I mentioned last week about my new leg braces. I forgot how long it takes to get used to them. I got my first set of Ankle Foot Orthotics (AFOs) when I was 17, so it's been about seven years of me using them pretty much every day. I didn't realize how much of the way I walk has been changed by wearing them. With the new carbon fiber AFOs, I've actually had to re-learn how to walk.
The white plastic ones give support at the back of the leg and completely envelop the calf. There's not much flexibility, it's like a pillar--it supports weight and offers stability. With the carbon fiber AFOs, the support is from the front and runs down the side of my foot. My calf muscles can flex and move more naturally as I walk, but my ankles are still supported so my feet don't drop and drag. The new AFOs are thinner and weigh less, so I feel like my legs are floating as I lift my feet. I actually have to think about walking naturally, because I haven't in so long. It's been throwing me off a bit this week, because it should be something I don't have to think about. My legs have to adjust to something completely different than what I've been doing for seven years. In a few weeks, I'm sure I'll have completely adjusted and acclimated, but in the interim it definitely feels like I'm a little toddler finding my balance. I mean, when was the last time you had to really think about putting one foot in front of the other? Or stand up from sitting? Or walk up and down stairs? It's just weird. And amazing at the same time.
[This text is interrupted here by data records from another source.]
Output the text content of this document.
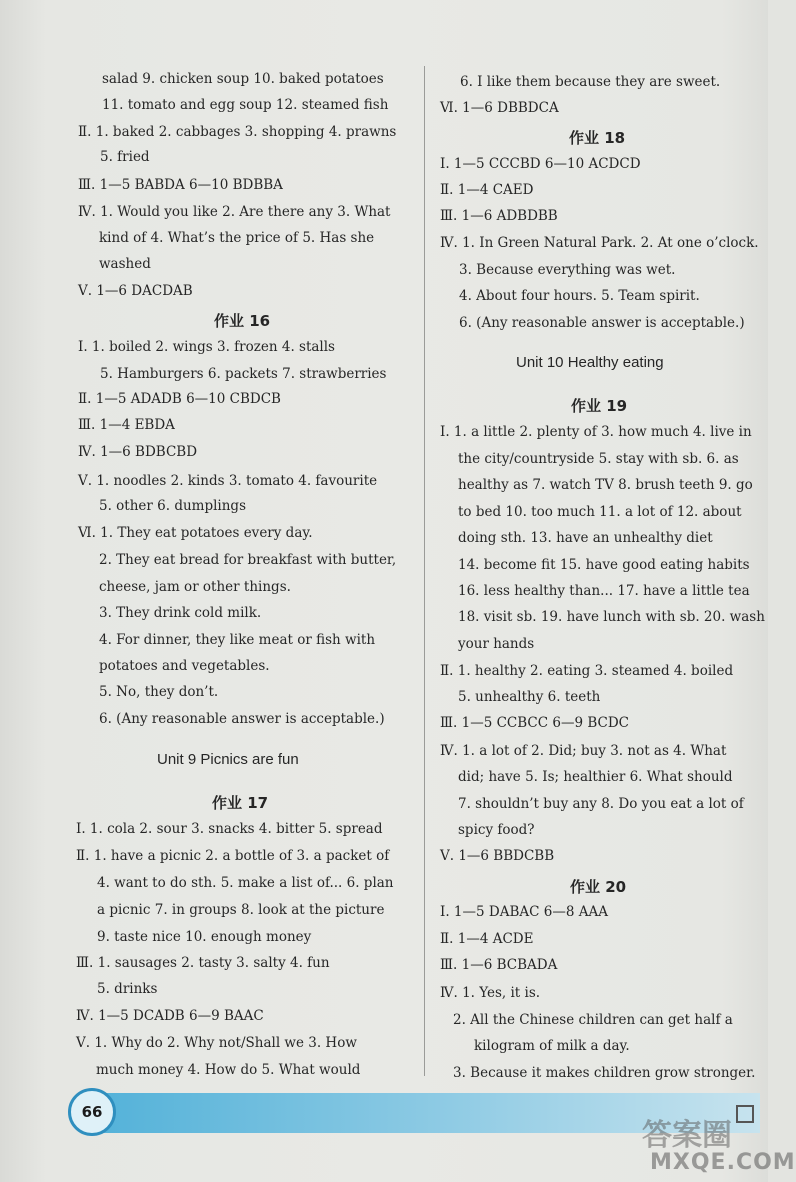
salad 9. chicken soup 10. baked potatoes
11. tomato and egg soup 12. steamed fish
Ⅱ. 1. baked 2. cabbages 3. shopping 4. prawns
5. fried
Ⅲ. 1—5 BABDA 6—10 BDBBA
Ⅳ. 1. Would you like 2. Are there any 3. What
kind of 4. What’s the price of 5. Has she
washed
Ⅴ. 1—6 DACDAB
作业 16
Ⅰ. 1. boiled 2. wings 3. frozen 4. stalls
5. Hamburgers 6. packets 7. strawberries
Ⅱ. 1—5 ADADB 6—10 CBDCB
Ⅲ. 1—4 EBDA
Ⅳ. 1—6 BDBCBD
Ⅴ. 1. noodles 2. kinds 3. tomato 4. favourite
5. other 6. dumplings
Ⅵ. 1. They eat potatoes every day.
2. They eat bread for breakfast with butter,
cheese, jam or other things.
3. They drink cold milk.
4. For dinner, they like meat or fish with
potatoes and vegetables.
5. No, they don’t.
6. (Any reasonable answer is acceptable.)
Unit 9 Picnics are fun
作业 17
Ⅰ. 1. cola 2. sour 3. snacks 4. bitter 5. spread
Ⅱ. 1. have a picnic 2. a bottle of 3. a packet of
4. want to do sth. 5. make a list of... 6. plan
a picnic 7. in groups 8. look at the picture
9. taste nice 10. enough money
Ⅲ. 1. sausages 2. tasty 3. salty 4. fun
5. drinks
Ⅳ. 1—5 DCADB 6—9 BAAC
Ⅴ. 1. Why do 2. Why not/Shall we 3. How
much money 4. How do 5. What would
6. I like them because they are sweet.
Ⅵ. 1—6 DBBDCA
作业 18
Ⅰ. 1—5 CCCBD 6—10 ACDCD
Ⅱ. 1—4 CAED
Ⅲ. 1—6 ADBDBB
Ⅳ. 1. In Green Natural Park. 2. At one o’clock.
3. Because everything was wet.
4. About four hours. 5. Team spirit.
6. (Any reasonable answer is acceptable.)
Unit 10 Healthy eating
作业 19
Ⅰ. 1. a little 2. plenty of 3. how much 4. live in
the city/countryside 5. stay with sb. 6. as
healthy as 7. watch TV 8. brush teeth 9. go
to bed 10. too much 11. a lot of 12. about
doing sth. 13. have an unhealthy diet
14. become fit 15. have good eating habits
16. less healthy than... 17. have a little tea
18. visit sb. 19. have lunch with sb. 20. wash
your hands
Ⅱ. 1. healthy 2. eating 3. steamed 4. boiled
5. unhealthy 6. teeth
Ⅲ. 1—5 CCBCC 6—9 BCDC
Ⅳ. 1. a lot of 2. Did; buy 3. not as 4. What
did; have 5. Is; healthier 6. What should
7. shouldn’t buy any 8. Do you eat a lot of
spicy food?
Ⅴ. 1—6 BBDCBB
作业 20
Ⅰ. 1—5 DABAC 6—8 AAA
Ⅱ. 1—4 ACDE
Ⅲ. 1—6 BCBADA
Ⅳ. 1. Yes, it is.
2. All the Chinese children can get half a
kilogram of milk a day.
3. Because it makes children grow stronger.
66
答案圈
MXQE.COM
I almost started crying when I was walking up and down the hall at the Orthotics office last week. You have no idea how fantastic it felt! I really can't describe what it's like to go from having your legs wrapped in clunky plastic to something that lets your leg move in a more natural way. I feel less disabled in a way, even though my symptoms haven't changed a bit. I feel more like a normal person again, because I can actually walk more naturally. I wish that these were the leg braces I'd started out with seven years ago, because I know I would have had a lot fewer problems with them. But unfortunately, the advances and testing just hadn't been made quite yet. Even switching from the braces being white to black, for some reason, seems better. I don't know why. Maybe the white just speaks more to me of medical issues and sickness and doctors and hospitals, whereas the black looks more like something you'd wear if you got an injury playing sports or something. There's a lot less brace all over my legs, which just makes me feel less handicapped and weighted down. I'm still not going to be jogging up and down stairs, but I just feel like less of a gimp now.